WASHINGTON, April 5, 2017 - The Trump administration has made clear its dislike of the five-year-old U.S.-Korea free trade agreement (KORUS FTA), but South Korea’s ambassador is making an impassioned defense for the pact that the U.S. beef industry also loves.

“The KORUS FTA has been enforced for the past five years and … it is working fine,” Ambassador Ahn Ho-Young told Agri-Pulse in a recent interview after delivering a speech to the National Cattlemen’s Beef Association (NCBA) in Washington.

While that may be South Korea’s view – the country had a $28 billion trade surplus for goods with the U.S. last year – the Trump administration thinks otherwise.

Buried in the 2017 Trade Policy Agenda released last month by the White House was the complaint that KORUS FTA “has coincided with a dramatic increase in our trade deficit with that country.

“From 2011 … to 2016,” the agenda said, “the total value of U.S. goods exported to South Korea fell by $1.2 billion. Meanwhile, U.S. imports of goods from South Korea grew by more than $13 billion. As a result, our trade deficit in goods with South Korea more than doubled. Needless to say, this is not the outcome the American people expected from that agreement.”

Ahn painted a different picture when he spoke to a room full of cattle ranchers. It was a receptive audience because, unlike many other goods, beef exports to South Korea are booming.

The U.S. shipped about $1.1 billion worth of beef to South Korea in 2016, up from just $582 million four years earlier. Much of that increase is attributed to the trade pact, which slashed imports on U.S. beef.

“Do you love beef?” Ahn shouted to the NCBA audience. The packed room yelled back a resounding “Yes!”

“I love beef as well,” Ahn responded. “Especially beef coming from the United States.”

But U.S. trade with South Korea goes far beyond just beef. The Asian country continues to increase exports of cars, smartphones, semiconductors and other products to the U.S., pushing up South Korea’s trade surplus.

That is subject to change, though, Ahn stressed. For example, South Korea is beginning to import liquefied natural gas from the U.S. and that will cut down on the U.S. trade deficit. South Korea is scheduled to buy $2 billion of the fuel this year and then accelerate purchases, the ambassador said.

Ahn admitted that there is some uncertainty surrounding trade with the U.S., but also stressed that the two countries’ trade and investment relationship continues to evolve and improve. Hankook, a tire manufacturer, and LG Electronics, two South Korean companies, are building new factories in Tennessee, Ahn said.

The Trump administration has already pulled the U.S. out of the Trans-Pacific Partnership (TPP) and started the process of renegotiating the North American Free Trade Agreement (NAFTA) with Mexico and Canada.

Kevin Kester, NCBA’s president-elect, told Agri-Pulse that there is some concern about the White House trade agenda, but stressed that he’s confident that cattle ranchers won’t be hurt and that beef exports will thrive.
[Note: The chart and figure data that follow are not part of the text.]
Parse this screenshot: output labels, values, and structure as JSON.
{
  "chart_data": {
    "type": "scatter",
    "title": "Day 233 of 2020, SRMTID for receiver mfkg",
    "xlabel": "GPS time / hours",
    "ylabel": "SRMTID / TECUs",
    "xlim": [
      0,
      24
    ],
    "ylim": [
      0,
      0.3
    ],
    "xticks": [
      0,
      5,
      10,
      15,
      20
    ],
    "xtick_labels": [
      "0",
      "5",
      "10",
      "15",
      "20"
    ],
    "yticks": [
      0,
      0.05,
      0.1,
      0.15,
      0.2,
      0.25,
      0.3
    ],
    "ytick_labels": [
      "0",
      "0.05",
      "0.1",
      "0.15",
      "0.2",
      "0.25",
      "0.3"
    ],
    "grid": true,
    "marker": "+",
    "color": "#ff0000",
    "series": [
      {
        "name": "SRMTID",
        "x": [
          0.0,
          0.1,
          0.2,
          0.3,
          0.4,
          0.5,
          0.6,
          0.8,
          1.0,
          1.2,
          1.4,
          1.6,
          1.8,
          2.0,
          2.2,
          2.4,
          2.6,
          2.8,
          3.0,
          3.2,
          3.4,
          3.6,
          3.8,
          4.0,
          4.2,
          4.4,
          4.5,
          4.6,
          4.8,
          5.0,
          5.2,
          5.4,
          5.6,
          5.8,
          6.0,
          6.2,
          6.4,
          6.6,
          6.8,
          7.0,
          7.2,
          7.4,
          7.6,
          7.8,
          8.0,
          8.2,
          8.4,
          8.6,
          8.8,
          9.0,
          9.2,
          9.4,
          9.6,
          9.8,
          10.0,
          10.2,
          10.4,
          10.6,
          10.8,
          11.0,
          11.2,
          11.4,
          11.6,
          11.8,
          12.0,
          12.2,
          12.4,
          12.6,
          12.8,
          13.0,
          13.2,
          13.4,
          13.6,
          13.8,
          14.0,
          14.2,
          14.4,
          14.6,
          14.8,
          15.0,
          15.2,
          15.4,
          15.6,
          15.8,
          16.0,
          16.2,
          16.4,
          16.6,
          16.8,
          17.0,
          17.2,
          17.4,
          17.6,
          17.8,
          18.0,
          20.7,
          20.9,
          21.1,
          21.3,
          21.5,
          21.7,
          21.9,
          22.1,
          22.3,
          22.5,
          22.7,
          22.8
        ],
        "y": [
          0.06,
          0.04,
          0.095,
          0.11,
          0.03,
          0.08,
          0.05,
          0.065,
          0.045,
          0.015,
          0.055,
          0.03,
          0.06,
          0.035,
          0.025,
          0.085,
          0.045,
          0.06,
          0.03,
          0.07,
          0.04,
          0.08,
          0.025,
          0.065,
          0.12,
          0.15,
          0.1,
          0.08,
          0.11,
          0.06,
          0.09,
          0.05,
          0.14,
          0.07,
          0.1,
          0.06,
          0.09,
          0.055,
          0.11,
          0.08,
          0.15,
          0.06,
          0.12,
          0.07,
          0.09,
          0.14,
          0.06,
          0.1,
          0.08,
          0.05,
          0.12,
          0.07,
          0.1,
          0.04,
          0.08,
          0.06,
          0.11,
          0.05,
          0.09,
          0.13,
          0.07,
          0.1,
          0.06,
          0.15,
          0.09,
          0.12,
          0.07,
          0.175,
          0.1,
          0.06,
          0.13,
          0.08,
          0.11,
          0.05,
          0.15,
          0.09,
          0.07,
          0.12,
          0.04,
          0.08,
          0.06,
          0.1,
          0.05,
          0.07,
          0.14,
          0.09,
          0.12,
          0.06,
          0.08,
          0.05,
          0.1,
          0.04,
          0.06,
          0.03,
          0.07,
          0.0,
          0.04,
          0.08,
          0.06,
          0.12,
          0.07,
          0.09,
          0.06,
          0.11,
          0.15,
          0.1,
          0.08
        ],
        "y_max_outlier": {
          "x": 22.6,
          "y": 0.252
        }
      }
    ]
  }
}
“Of course, we don’t want to be collateral damage or see any unintended consequences from the administration as they look into different trade negotiations,” he said. “We have hard assurances from many within the administration that they will look after us.”

Ahn said he has gotten no word from the Trump administration yet about a desire to renegotiate the trade agreement, but he stressed that South Korea is willing to be flexible in its trading relationship with the U.S.

“The review of KORUS FTA is an ongoing process,” the ambassador said. “It is not something which is just written in cement and stuck. It is something which is evolving all the time.”